33. 33. - The composition according to claim 26, characterized in that the cellular absorption enhancer comprises a liposome.
34. 34. - The composition according to claim 33, characterized in that the liposome comprises Cellfectin ™.
35. 35.- The composition according to claim 33, characterized in that the liposome comprises spermidine-cholesterol in a mixture with DOPE.
36. 36.- An antisense oligonucleotide that binds VEG mRNA and comprises a phosphorothioate group and a nucleotide residue selected from the group consisting of C5-propynyl uridine, C5 propynyl cytidine, C5 -hexinyl uridine, C5 hexinyl cytidine, 6-azuridine and 6- aza cytidine, wherein the antisense oligonucleotide has a duplex melting temperature of at least about 5 ° C above the melting temperature of an identical antisense oligonucleotide lacking chemically modified pyrimidine residues; the antisense oligonucleotide residue reduces production of cellular VEGF in cells treated with and antisense oligonucleotide at concentrations lower than about 1 micro-molar, the treated cells yields no more than about 90% of the VEGF that is produced by cells if treated.
37. 37. A composition comprising an antisense oligonucleotide that binds VEGF mRNA, comprising a phosphorothioate group and a nucleotide residue selected from the group consisting of C5-propynyl uridine, C5-propynyl cytidine, C5-hexinic uridine, C5 hexinyl cytidine, -aza uridine and 6-aza cytidine, e wherein the antisense oligonucleotide has a duplex fusion temperature of at least about 5 ° C over the melting temperature of an identical antisense oligonucleotide, lacking chemically modified pyrimidine residues; the antisense oligonucleotide residue reduces production of cellular VEGF, and cells treated with the antisense oligonucleotide concentrations less than about 1 micro-molar, the treated cells produce no more than about 90% of the VEG that is produced by untreated cells; the composition also comprises a polymeric sustained release compound.
38. 38.- In an antisense oligonucleotide containing phosphorothioate bonds and ligated to mRNA encoding VEGF, a better characterized in that it includes a nucleotide residue in the antisense oligonucleotide selected from the group consisting of C5-propynyl uridine, C5-propynyl cytidine, C5-hexinyl uridine, C hexinyl cytidine, 6-aza uridine and 6-aza cytidine, wherein the improvement increases the antisense oligonucleotide duplex fusion temperature by at least about 5 ° C.
39. 39.- A method for reducing cellular VEGF production in a cell, which comprises contacting a cell with an antisense oligonucleotide according to claim 1, the cell producing at most approximately 90% of the VEGF that is produced by a non-contacting cell, the The oligonucleotide concentration is less than about 1 micro-molar.
40. 40.- An antisense oligonucleotide selected from the group consisting of sequence numbers ID 2 through 22 ..

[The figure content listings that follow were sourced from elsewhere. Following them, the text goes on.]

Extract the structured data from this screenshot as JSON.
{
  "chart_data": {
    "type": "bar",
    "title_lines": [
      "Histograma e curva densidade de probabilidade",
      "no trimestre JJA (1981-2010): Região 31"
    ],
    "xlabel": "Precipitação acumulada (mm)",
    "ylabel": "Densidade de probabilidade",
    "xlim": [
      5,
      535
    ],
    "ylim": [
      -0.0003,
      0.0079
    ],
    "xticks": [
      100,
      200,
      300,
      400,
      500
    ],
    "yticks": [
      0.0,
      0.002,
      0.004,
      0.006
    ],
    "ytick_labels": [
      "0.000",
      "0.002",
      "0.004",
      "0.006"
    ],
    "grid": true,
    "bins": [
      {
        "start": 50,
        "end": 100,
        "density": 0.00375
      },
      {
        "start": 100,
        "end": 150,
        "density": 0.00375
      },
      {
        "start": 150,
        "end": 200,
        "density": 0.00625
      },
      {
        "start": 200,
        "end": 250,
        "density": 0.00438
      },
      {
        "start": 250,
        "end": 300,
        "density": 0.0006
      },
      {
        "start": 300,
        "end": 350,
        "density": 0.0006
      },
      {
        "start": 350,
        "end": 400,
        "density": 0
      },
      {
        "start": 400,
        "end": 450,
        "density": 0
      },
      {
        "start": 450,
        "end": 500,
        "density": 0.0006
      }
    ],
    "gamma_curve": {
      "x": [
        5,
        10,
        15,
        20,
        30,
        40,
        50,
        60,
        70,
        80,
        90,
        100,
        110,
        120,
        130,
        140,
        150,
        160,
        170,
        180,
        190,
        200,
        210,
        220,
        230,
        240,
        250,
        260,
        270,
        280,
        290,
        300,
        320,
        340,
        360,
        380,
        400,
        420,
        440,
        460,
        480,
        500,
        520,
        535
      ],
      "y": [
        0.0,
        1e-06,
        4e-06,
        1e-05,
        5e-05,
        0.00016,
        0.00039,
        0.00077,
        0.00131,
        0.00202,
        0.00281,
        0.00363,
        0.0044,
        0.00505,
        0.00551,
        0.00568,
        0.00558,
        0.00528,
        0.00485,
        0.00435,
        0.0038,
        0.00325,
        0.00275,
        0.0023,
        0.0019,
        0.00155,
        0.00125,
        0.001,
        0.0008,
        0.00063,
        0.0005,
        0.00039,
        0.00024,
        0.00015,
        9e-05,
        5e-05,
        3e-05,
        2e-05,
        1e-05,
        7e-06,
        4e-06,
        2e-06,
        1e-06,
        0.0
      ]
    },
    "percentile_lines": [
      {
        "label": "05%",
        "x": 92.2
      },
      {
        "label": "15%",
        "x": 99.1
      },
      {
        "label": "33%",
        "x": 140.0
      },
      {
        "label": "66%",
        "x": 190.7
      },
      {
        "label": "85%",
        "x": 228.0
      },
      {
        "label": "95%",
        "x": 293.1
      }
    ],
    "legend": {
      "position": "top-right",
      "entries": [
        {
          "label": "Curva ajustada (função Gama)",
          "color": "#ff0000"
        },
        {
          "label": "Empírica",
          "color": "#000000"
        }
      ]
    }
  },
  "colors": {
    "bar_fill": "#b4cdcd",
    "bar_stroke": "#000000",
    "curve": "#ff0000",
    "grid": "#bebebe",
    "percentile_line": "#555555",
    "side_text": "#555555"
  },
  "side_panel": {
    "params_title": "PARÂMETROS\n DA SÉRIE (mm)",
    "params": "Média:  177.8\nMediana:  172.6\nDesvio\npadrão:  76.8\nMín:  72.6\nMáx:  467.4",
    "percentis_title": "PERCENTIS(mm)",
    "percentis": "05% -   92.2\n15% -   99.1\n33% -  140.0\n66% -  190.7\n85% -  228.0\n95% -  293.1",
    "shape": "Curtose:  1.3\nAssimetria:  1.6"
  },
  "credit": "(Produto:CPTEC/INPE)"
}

41. 41.- A composition comprising an antisense oligonucleotide having a sequence ID No. 2.
42. 42. - A composition which comprises an antisense oligonucleotide having a sequence ID No. 3.
43. 43. - A composition comprising an antisense oligonucleotide having a sequence ID No. 4.

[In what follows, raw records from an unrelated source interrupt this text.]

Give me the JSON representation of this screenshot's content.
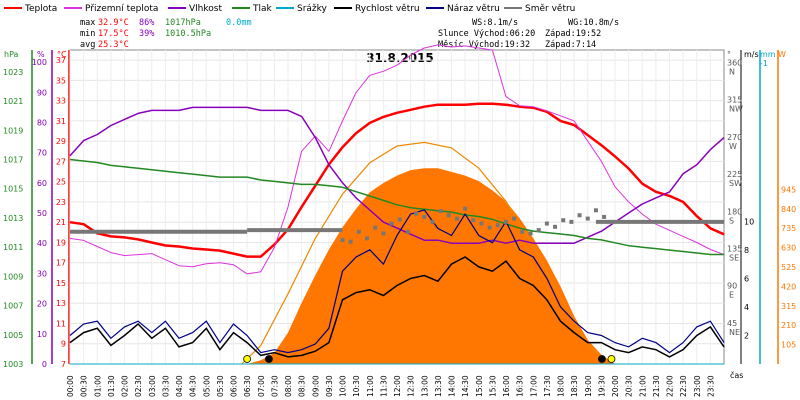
{
  "chart_data": {
    "type": "line",
    "title": "31.8.2015",
    "xlabel": "čas",
    "legend": [
      {
        "name": "Teplota",
        "color": "#ff0000"
      },
      {
        "name": "Přizemní teplota",
        "color": "#dd33dd"
      },
      {
        "name": "Vlhkost",
        "color": "#8800bb"
      },
      {
        "name": "Tlak",
        "color": "#228822"
      },
      {
        "name": "Srážky",
        "color": "#00aacc"
      },
      {
        "name": "Rychlost větru",
        "color": "#000000"
      },
      {
        "name": "Náraz větru",
        "color": "#000088"
      },
      {
        "name": "Směr větru",
        "color": "#777777"
      }
    ],
    "stats": {
      "max_label": "max",
      "max_temp": "32.9°C",
      "max_hum": "86%",
      "max_press": "1017hPa",
      "rain": "0.0mm",
      "min_label": "min",
      "min_temp": "17.5°C",
      "min_hum": "39%",
      "min_press": "1010.5hPa",
      "avg_label": "avg",
      "avg_temp": "25.3°C",
      "ws": "WS:8.1m/s",
      "wg": "WG:10.8m/s",
      "sun_rise": "Slunce Východ:06:20",
      "sun_set": "Západ:19:52",
      "moon_rise": "Měsíc Východ:19:32",
      "moon_set": "Západ:7:14"
    },
    "axes": {
      "hpa_label": "hPa",
      "pct_label": "%",
      "c_label": "°C",
      "deg_label": "°",
      "ms_label": "m/s",
      "mm_label": "mm",
      "w_label": "W",
      "hpa_ticks": [
        "1003",
        "1005",
        "1007",
        "1009",
        "1011",
        "1013",
        "1015",
        "1017",
        "1019",
        "1021",
        "1023"
      ],
      "pct_ticks": [
        "0",
        "10",
        "20",
        "30",
        "40",
        "50",
        "60",
        "70",
        "80",
        "90",
        "100"
      ],
      "c_ticks": [
        "7",
        "9",
        "11",
        "13",
        "15",
        "17",
        "19",
        "21",
        "23",
        "25",
        "27",
        "29",
        "31",
        "33",
        "35",
        "37"
      ],
      "dir_ticks": [
        {
          "v": "360",
          "d": "N"
        },
        {
          "v": "315",
          "d": "NW"
        },
        {
          "v": "270",
          "d": "W"
        },
        {
          "v": "225",
          "d": "SW"
        },
        {
          "v": "180",
          "d": "S"
        },
        {
          "v": "135",
          "d": "SE"
        },
        {
          "v": "90",
          "d": "E"
        },
        {
          "v": "45",
          "d": "NE"
        }
      ],
      "ms_ticks": [
        "10",
        "8",
        "6",
        "4",
        "2"
      ],
      "ms_top": "-1",
      "w_ticks": [
        "945",
        "840",
        "735",
        "630",
        "525",
        "420",
        "315",
        "210",
        "105"
      ],
      "temp_range": [
        7,
        38
      ],
      "hum_range": [
        0,
        104
      ],
      "press_range": [
        1003,
        1024.5
      ],
      "dir_range": [
        0,
        380
      ],
      "wind_range": [
        0,
        22
      ],
      "solar_range": [
        0,
        1700
      ]
    },
    "x_ticks": [
      "00:00",
      "00:30",
      "01:00",
      "01:30",
      "02:00",
      "02:30",
      "03:00",
      "03:30",
      "04:00",
      "04:30",
      "05:00",
      "05:30",
      "06:00",
      "06:30",
      "07:00",
      "07:30",
      "08:00",
      "08:30",
      "09:00",
      "09:30",
      "10:00",
      "10:30",
      "11:00",
      "11:30",
      "12:00",
      "12:30",
      "13:00",
      "13:30",
      "14:00",
      "14:30",
      "15:00",
      "15:30",
      "16:00",
      "16:30",
      "17:00",
      "17:30",
      "18:00",
      "18:30",
      "19:00",
      "19:30",
      "20:00",
      "20:30",
      "21:00",
      "21:30",
      "22:00",
      "22:30",
      "23:00",
      "23:30"
    ],
    "series": [
      {
        "name": "Teplota",
        "color": "#ff0000",
        "axis": "temp",
        "width": 2.5,
        "x": [
          0,
          0.5,
          1,
          1.5,
          2,
          2.5,
          3,
          3.5,
          4,
          4.5,
          5,
          5.5,
          6,
          6.5,
          7,
          7.5,
          8,
          8.5,
          9,
          9.5,
          10,
          10.5,
          11,
          11.5,
          12,
          12.5,
          13,
          13.5,
          14,
          14.5,
          15,
          15.5,
          16,
          16.5,
          17,
          17.5,
          18,
          18.5,
          19,
          19.5,
          20,
          20.5,
          21,
          21.5,
          22,
          22.5,
          23,
          23.5,
          24
        ],
        "values": [
          21,
          20.8,
          19.9,
          19.6,
          19.5,
          19.3,
          19.0,
          18.7,
          18.6,
          18.4,
          18.3,
          18.2,
          17.9,
          17.6,
          17.6,
          18.8,
          20.3,
          22.5,
          24.6,
          26.7,
          28.4,
          29.8,
          30.8,
          31.4,
          31.8,
          32.1,
          32.4,
          32.6,
          32.6,
          32.6,
          32.7,
          32.7,
          32.6,
          32.4,
          32.3,
          31.9,
          31.0,
          30.6,
          29.6,
          28.6,
          27.5,
          26.3,
          24.8,
          24.0,
          23.6,
          23.0,
          21.6,
          20.4,
          19.8
        ]
      },
      {
        "name": "Přizemní teplota",
        "color": "#dd33dd",
        "axis": "temp",
        "width": 1,
        "x": [
          0,
          0.5,
          1,
          1.5,
          2,
          2.5,
          3,
          3.5,
          4,
          4.5,
          5,
          5.5,
          6,
          6.5,
          7,
          7.5,
          8,
          8.5,
          9,
          9.5,
          10,
          10.5,
          11,
          11.5,
          12,
          12.5,
          13,
          13.5,
          14,
          14.5,
          15,
          15.5,
          16,
          16.5,
          17,
          17.5,
          18,
          18.5,
          19,
          19.5,
          20,
          20.5,
          21,
          21.5,
          22,
          22.5,
          23,
          23.5,
          24
        ],
        "values": [
          19.4,
          19.2,
          18.6,
          18.0,
          17.7,
          17.8,
          17.9,
          17.3,
          16.7,
          16.6,
          16.9,
          17.0,
          16.8,
          15.9,
          16.1,
          18.5,
          22.5,
          28.0,
          29.5,
          28.0,
          31.0,
          33.8,
          35.5,
          35.9,
          36.5,
          37.5,
          38.2,
          38.5,
          38.3,
          38.4,
          38.2,
          38.0,
          33.4,
          32.5,
          32.4,
          32.0,
          31.5,
          31.0,
          29.0,
          27.0,
          24.5,
          23.0,
          21.8,
          20.8,
          20.2,
          19.6,
          19.0,
          18.3,
          17.8
        ]
      },
      {
        "name": "Vlhkost",
        "color": "#8800bb",
        "axis": "hum",
        "width": 1.5,
        "x": [
          0,
          0.5,
          1,
          1.5,
          2,
          2.5,
          3,
          3.5,
          4,
          4.5,
          5,
          5.5,
          6,
          6.5,
          7,
          7.5,
          8,
          8.5,
          9,
          9.5,
          10,
          10.5,
          11,
          11.5,
          12,
          12.5,
          13,
          13.5,
          14,
          14.5,
          15,
          15.5,
          16,
          16.5,
          17,
          17.5,
          18,
          18.5,
          19,
          19.5,
          20,
          20.5,
          21,
          21.5,
          22,
          22.5,
          23,
          23.5,
          24
        ],
        "values": [
          69,
          74,
          76,
          79,
          81,
          83,
          84,
          84,
          84,
          85,
          85,
          85,
          85,
          85,
          84,
          84,
          84,
          82,
          75,
          66,
          60,
          55,
          51,
          47,
          45,
          43,
          41,
          41,
          40,
          40,
          40,
          41,
          40,
          41,
          40,
          40,
          40,
          40,
          42,
          44,
          47,
          50,
          53,
          55,
          57,
          63,
          66,
          71,
          75
        ]
      },
      {
        "name": "Tlak",
        "color": "#228822",
        "axis": "press",
        "width": 1.5,
        "x": [
          0,
          0.5,
          1,
          1.5,
          2,
          2.5,
          3,
          3.5,
          4,
          4.5,
          5,
          5.5,
          6,
          6.5,
          7,
          7.5,
          8,
          8.5,
          9,
          9.5,
          10,
          10.5,
          11,
          11.5,
          12,
          12.5,
          13,
          13.5,
          14,
          14.5,
          15,
          15.5,
          16,
          16.5,
          17,
          17.5,
          18,
          18.5,
          19,
          19.5,
          20,
          20.5,
          21,
          21.5,
          22,
          22.5,
          23,
          23.5,
          24
        ],
        "values": [
          1017.0,
          1016.9,
          1016.8,
          1016.6,
          1016.5,
          1016.4,
          1016.3,
          1016.2,
          1016.1,
          1016.0,
          1015.9,
          1015.8,
          1015.8,
          1015.8,
          1015.6,
          1015.5,
          1015.4,
          1015.3,
          1015.3,
          1015.2,
          1015.1,
          1014.8,
          1014.5,
          1014.2,
          1013.9,
          1013.7,
          1013.6,
          1013.5,
          1013.4,
          1013.2,
          1013.1,
          1012.9,
          1012.6,
          1012.3,
          1012.1,
          1012.0,
          1011.9,
          1011.8,
          1011.6,
          1011.5,
          1011.3,
          1011.1,
          1011.0,
          1010.9,
          1010.8,
          1010.7,
          1010.6,
          1010.5,
          1010.5
        ]
      },
      {
        "name": "Srážky",
        "color": "#00aacc",
        "axis": "rain",
        "width": 1,
        "x": [
          0,
          24
        ],
        "values": [
          0,
          0
        ]
      }
    ],
    "solar": {
      "color": "#ff7700",
      "axis": "solar",
      "x": [
        6.5,
        7,
        7.5,
        8,
        8.5,
        9,
        9.5,
        10,
        10.5,
        11,
        11.5,
        12,
        12.5,
        13,
        13.5,
        14,
        14.5,
        15,
        15.5,
        16,
        16.5,
        17,
        17.5,
        18,
        18.5,
        19,
        19.5,
        20
      ],
      "values": [
        0,
        20,
        60,
        170,
        330,
        480,
        620,
        740,
        840,
        930,
        980,
        1020,
        1050,
        1060,
        1060,
        1040,
        1020,
        990,
        940,
        880,
        790,
        680,
        560,
        420,
        260,
        130,
        50,
        0
      ]
    },
    "solar_theory": {
      "color": "#ee8800",
      "axis": "solar",
      "x": [
        6.3,
        7,
        8,
        9,
        10,
        11,
        12,
        13,
        14,
        15,
        16,
        17,
        18,
        19,
        19.9
      ],
      "values": [
        0,
        100,
        380,
        680,
        920,
        1090,
        1180,
        1200,
        1170,
        1060,
        880,
        640,
        360,
        100,
        0
      ]
    },
    "wind_speed": {
      "color": "#000000",
      "axis": "wind",
      "x": [
        0,
        0.5,
        1,
        1.5,
        2,
        2.5,
        3,
        3.5,
        4,
        4.5,
        5,
        5.5,
        6,
        6.5,
        7,
        7.5,
        8,
        8.5,
        9,
        9.5,
        10,
        10.5,
        11,
        11.5,
        12,
        12.5,
        13,
        13.5,
        14,
        14.5,
        15,
        15.5,
        16,
        16.5,
        17,
        17.5,
        18,
        18.5,
        19,
        19.5,
        20,
        20.5,
        21,
        21.5,
        22,
        22.5,
        23,
        23.5,
        24
      ],
      "values": [
        1.5,
        2.2,
        2.5,
        1.3,
        2.0,
        2.8,
        1.8,
        2.5,
        1.2,
        1.5,
        2.5,
        1.0,
        2.2,
        1.5,
        0.6,
        0.8,
        0.5,
        0.6,
        0.9,
        1.5,
        4.5,
        5.0,
        5.2,
        4.8,
        5.5,
        6.0,
        6.2,
        5.8,
        7.0,
        7.5,
        6.8,
        6.5,
        7.2,
        6.0,
        5.5,
        4.5,
        3.0,
        2.2,
        1.5,
        1.5,
        1.0,
        0.8,
        1.2,
        1.0,
        0.5,
        1.0,
        2.0,
        2.6,
        1.2
      ]
    },
    "wind_gust": {
      "color": "#000088",
      "axis": "wind",
      "x": [
        0,
        0.5,
        1,
        1.5,
        2,
        2.5,
        3,
        3.5,
        4,
        4.5,
        5,
        5.5,
        6,
        6.5,
        7,
        7.5,
        8,
        8.5,
        9,
        9.5,
        10,
        10.5,
        11,
        11.5,
        12,
        12.5,
        13,
        13.5,
        14,
        14.5,
        15,
        15.5,
        16,
        16.5,
        17,
        17.5,
        18,
        18.5,
        19,
        19.5,
        20,
        20.5,
        21,
        21.5,
        22,
        22.5,
        23,
        23.5,
        24
      ],
      "values": [
        2.0,
        2.8,
        3.0,
        1.8,
        2.6,
        3.0,
        2.2,
        3.0,
        1.8,
        2.2,
        3.0,
        1.5,
        2.8,
        2.0,
        0.8,
        1.0,
        0.8,
        1.0,
        1.4,
        2.5,
        6.5,
        7.5,
        8.0,
        7.0,
        9.0,
        10.5,
        10.8,
        9.5,
        9.0,
        10.5,
        9.0,
        8.5,
        10.0,
        8.0,
        7.5,
        6.0,
        4.0,
        3.0,
        2.2,
        2.0,
        1.5,
        1.2,
        1.8,
        1.5,
        0.8,
        1.5,
        2.6,
        3.0,
        1.5
      ]
    },
    "wind_dir": {
      "color": "#777777",
      "axis": "dir",
      "x": [
        10.0,
        10.3,
        10.6,
        10.9,
        11.2,
        11.5,
        11.8,
        12.1,
        12.4,
        12.7,
        13.0,
        13.3,
        13.6,
        13.9,
        14.2,
        14.5,
        14.8,
        15.1,
        15.4,
        15.7,
        16.0,
        16.3,
        16.6,
        16.9,
        17.2,
        17.5,
        17.8,
        18.1,
        18.4,
        18.7,
        19.0,
        19.3,
        19.6
      ],
      "values": [
        150,
        148,
        160,
        152,
        165,
        158,
        170,
        175,
        160,
        182,
        178,
        172,
        185,
        180,
        176,
        188,
        174,
        170,
        165,
        168,
        172,
        176,
        160,
        158,
        162,
        170,
        166,
        174,
        172,
        180,
        176,
        186,
        178
      ]
    },
    "wind_dir_blocks": [
      {
        "x0": 0.0,
        "x1": 6.5,
        "value": 160
      },
      {
        "x0": 6.5,
        "x1": 10.0,
        "value": 162
      },
      {
        "x0": 19.3,
        "x1": 24.0,
        "value": 172
      }
    ],
    "markers": [
      {
        "x": 6.5,
        "type": "sunrise",
        "color": "#ffff00"
      },
      {
        "x": 7.3,
        "type": "moonset",
        "color": "#000000"
      },
      {
        "x": 19.52,
        "type": "moonrise",
        "color": "#000000"
      },
      {
        "x": 19.87,
        "type": "sunset",
        "color": "#ffff00"
      }
    ]
  }
}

44. 44.- A composition comprising an antisense oligonucleotide having a sequence ID No. 6.
45. 45. - A composition comprising an antisense oligonucleotide having a sequence ID of No. 10.
46. 46.- A composition comprising an antisense oligonucleotide having a sequence ID of No. 20.
47. 47.- A composition which it comprises an antisense oligonucleotide having a sequence ID No. 21.
48. 48. A composition comprising an antisense oligonucleotide having a sequence ID No. 22.